Mesh deformation-based single-view 3D reconstruction of thin eyeglasses frames with differentiable rendering
Fan Zhang, Ziyue Ji, Weiguang Kang, Weiqing Li, Zhiyong Su
TL;DR
This work tackles single-view 3D reconstruction of thin eyeglasses frames by introducing a mesh-deformation framework that leverages a class-specific template, 42 predefined keypoints, and differentiable rendering. It combines a coarse-to-fine keypoint detector, camera pose estimation, and an unsupervised free-form deformation to progressively warp the template while enforcing image-, silhouette-, and symmetry-based constraints.

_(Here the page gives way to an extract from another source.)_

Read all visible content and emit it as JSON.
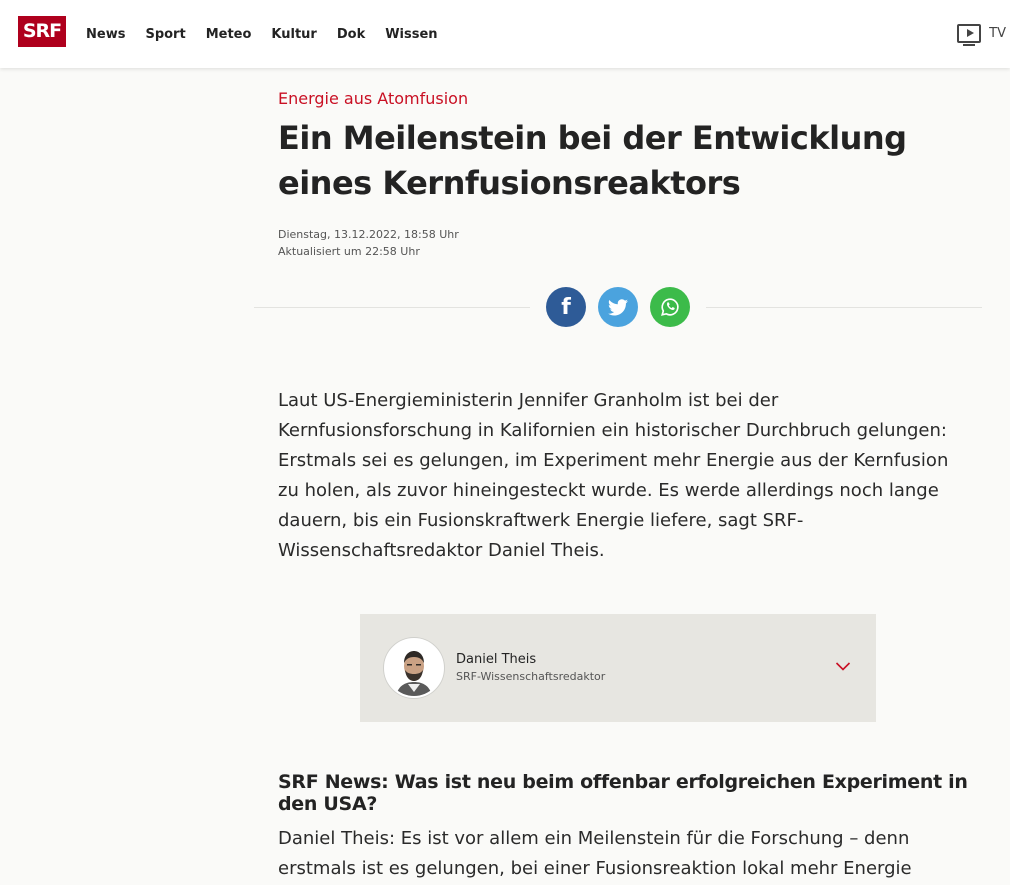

The approach demonstrates accurate reconstruction on a synthetic dataset and competitive results on real images, outperforming general multi-view and single-view baselines by exploiting domain priors such as frame symmetry and fixed topology. The method is particularly suited for VR/AR try-on applications and offers a path toward more robust, texture-insensitive 3D reconstruction of slender objects. Limitations include topology rigidity and front-view requirements, suggesting future work on wild-image capture and self-supervised enhancements.
Abstract
With the support of Virtual Reality (VR) and Augmented Reality (AR) technologies, the 3D virtual eyeglasses try-on application is well on its way to becoming a new trending solution that offers a "try on" option to select the perfect pair of eyeglasses at the comfort of your own home. Reconstructing eyeglasses frames from a single image with traditional depth and image-based methods is extremely difficult due to their unique characteristics such as lack of sufficient texture features, thin elements, and severe self-occlusions. In this paper, we propose the first mesh deformation-based reconstruction framework for recovering high-precision 3D full-frame eyeglasses models from a single RGB image, leveraging prior and domain-specific knowledge. Specifically, based on the construction of a synthetic eyeglasses frame dataset, we first define a class-specific eyeglasses frame template with pre-defined keypoints. Then, given an input eyeglasses frame image with thin structure and few texture features, we design a keypoint detector and refiner to detect predefined keypoints in a coarse-to-fine manner to estimate the camera pose accurately. After that, using differentiable rendering, we propose a novel optimization approach for producing correct geometry by progressively performing free-form deformation (FFD) on the template mesh. We define a series of loss functions to enforce consistency between the rendered result and the corresponding RGB input, utilizing constraints from inherent structure, silhouettes, keypoints, per-pixel shading information, and so on. Experimental results on both the synthetic dataset and real images demonstrate the effectiveness of the proposed algorithm.